Baik itu kekuasaan, kekayaan, keinginan daging, kemewahan… Dia menuruti semuanya dengan lahap, dengan nafsu makan binatang yang lapar, menikmati kehidupan sebagai pemenang, tidak seperti kehidupan sederhana dan memalukan yang coba dipaksakan oleh ayahnya.

Sekarang, dengan baju besi lengkap, Marquis melihat sekeliling tendanya, mempelajari rampasan kemenangannya yang tak terhitung jumlahnya serta hadiah yang diberikan sebagai pengakuan atas kehebatannya sebelum meninggalkan tenda.

Namun, dia tidak merasa bangga atau sombong melihat pernak-pernik itu digantung di tendanya, karena dia sudah muak dengan semua itu.

Meninggalkan tendanya, Marquis berjalan menuju ruang perang.

“Kami menyambut Yang Mulia, 'Ksatria Biru' Hubert De Lafayette yang hebat.”

Para bangsawan dan beberapa Ksatria yang selamat dari pertempuran terakhir memberikan penghormatan kepadanya.

Marquis melewati mereka dan duduk di kursi tengahnya.

Melihat sekeliling, Marquis mengamati wajah para pengikut yang melayani Earl Of Toulouse jauh sebelum menjadi bagian dari Marquisate of Lafayette.

Seorang Ksatria berdarah biasa yang naik ke pangkat bangsawan, dibenci oleh bangsawan Tinggi, dan bahkan oleh Earl sendiri di kemudian hari. Marquis tidak pernah melupakan penghinaan mereka terhadapnya.

Itu sebabnya dia menguburkan Toulouse yang pernah berkuasa di bawah nama Lafayette.

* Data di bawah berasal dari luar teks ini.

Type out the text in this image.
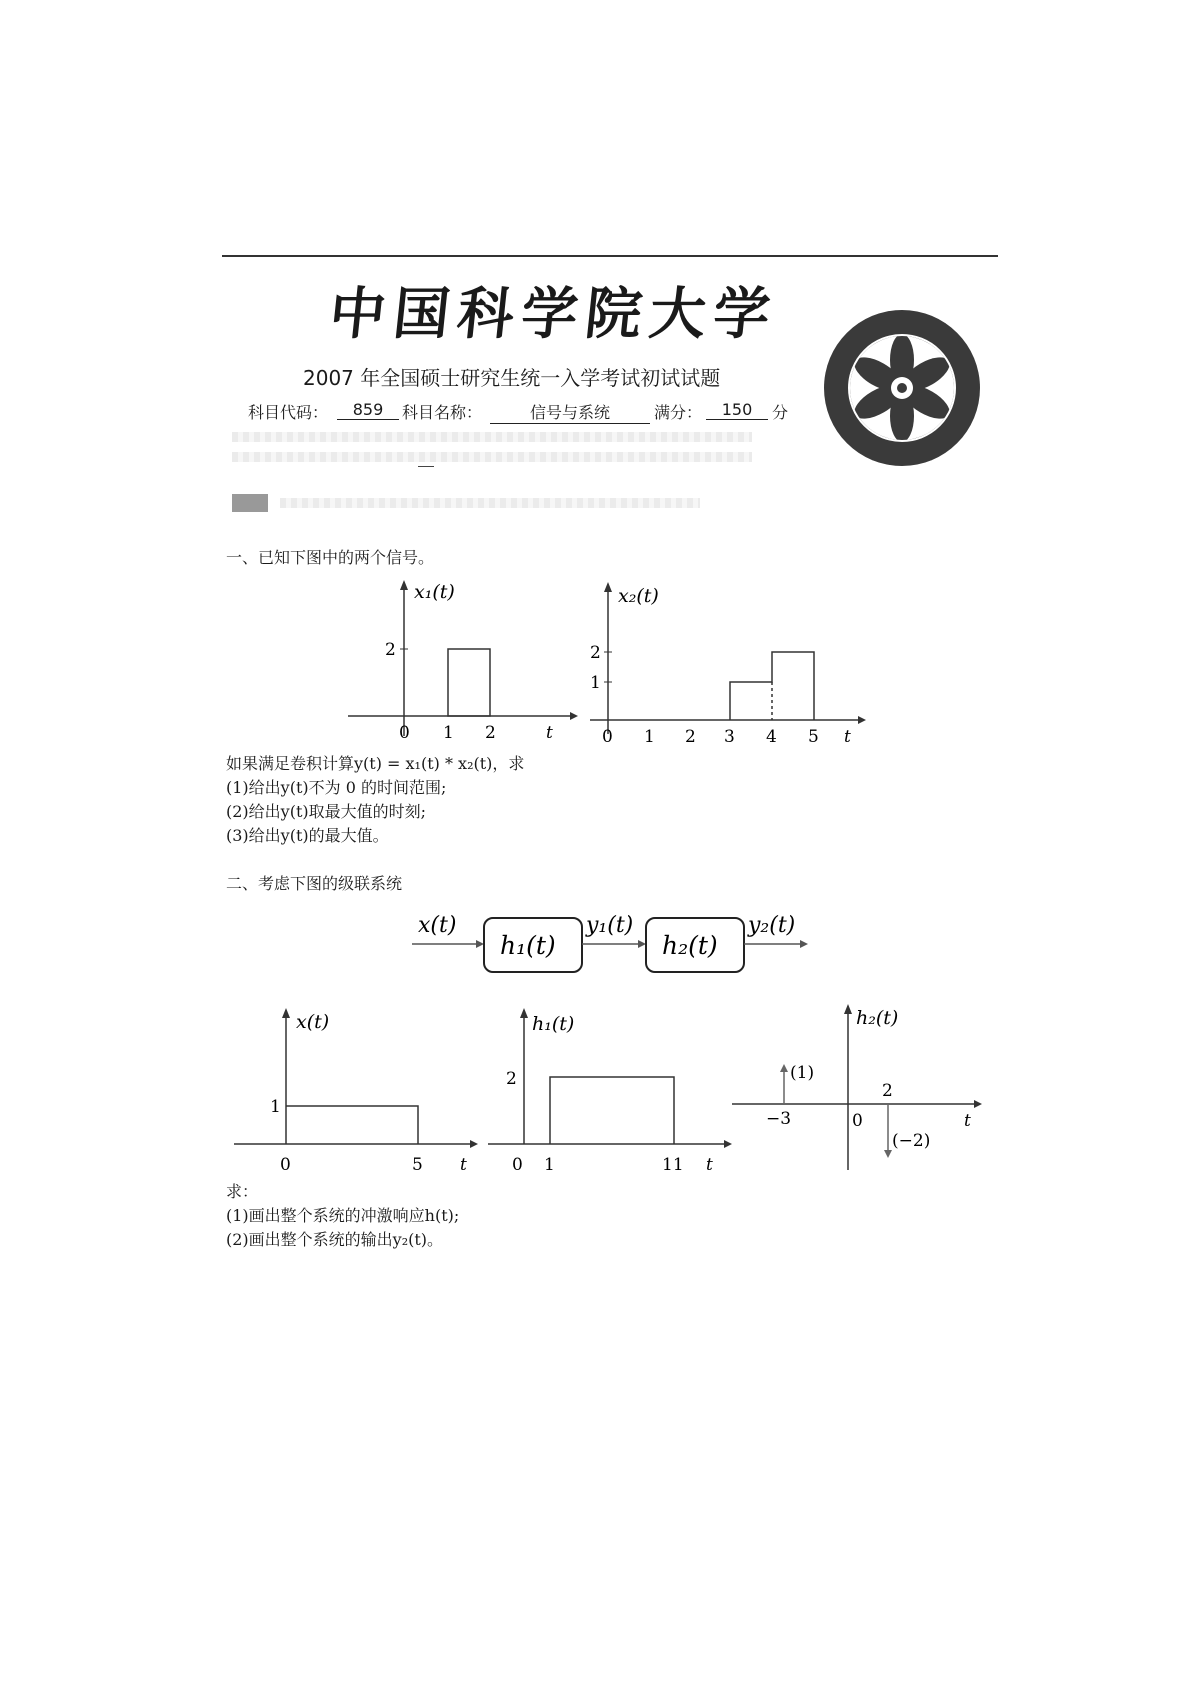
中国科学院大学
2007 年全国硕士研究生统一入学考试初试试题
科目代码：	859	科目名称：	信号与系统	满分：	150	分
一、已知下图中的两个信号。
x₁(t)
2
0 1 2	t
x₂(t)
2
1
0 1 2 3 4 5 t
如果满足卷积计算y(t) = x₁(t) * x₂(t)，求
(1)给出y(t)不为 0 的时间范围;
(2)给出y(t)取最大值的时刻;
(3)给出y(t)的最大值。
二、考虑下图的级联系统
x(t)
h₁(t)
y₁(t)
h₂(t)
y₂(t)
x(t)
1
0	5 t
h₁(t)
2
0 1	11 t
h₂(t)
(1)
(−2)
−3	0
2
t
求：
(1)画出整个系统的冲激响应h(t);
(2)画出整个系统的输出y₂(t)。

Dia ingat wanita bodoh itu, yang percaya pada pria pilihan ayahnya, karena dia dengan murah hati membagikan seluruh otoritas dan kekuasaannya kepadanya.

Dia pasti menjadi istri yang baik karena dia diam-diam menanggung perzinahannya.

Tapi sebagai Earl of Toulouse? Dia bodoh. Apa yang membuat para pengikut itu berjanji setia pada nama terkutuk itu?

Mengapa mereka bercerita tentang hal-hal yang tidak berharga kepada putra-putra mereka, memuji seorang lelaki tua yang idiot dan putrinya yang bodoh, seolah-olah kebodohan mereka adalah sesuatu yang patut dibanggakan?

Apa yang mereka miliki, yang tidak dimiliki oleh dia, Ksatria terkuat di Kerajaan?

Marquis tidak bisa memahami orang-orang bodoh itu.

Dan lagi.

Dia tidak bisa mengatakan bahwa semua kekayaan dan kemewahan yang telah dia raih lebih baik daripada kekuatan tak berwujud yang tidak terlihat olehnya tetapi diyakini oleh mereka.

Sekarang, semua yang telah dia capai tampak begitu samar, bahkan lelaki itu sendiri tidak mengerti mengapa dia begitu putus asa mencari hal-hal itu sepanjang hidupnya.

“Yang Mulia. Kami hanya memiliki enam Ksatria dan hanya 300 pasukan kavaleri.”

“aku telah meminta bala bantuan dari Duke Lorenne, tetapi meskipun dia mengirim mereka, kedatangan mereka akan tertunda.”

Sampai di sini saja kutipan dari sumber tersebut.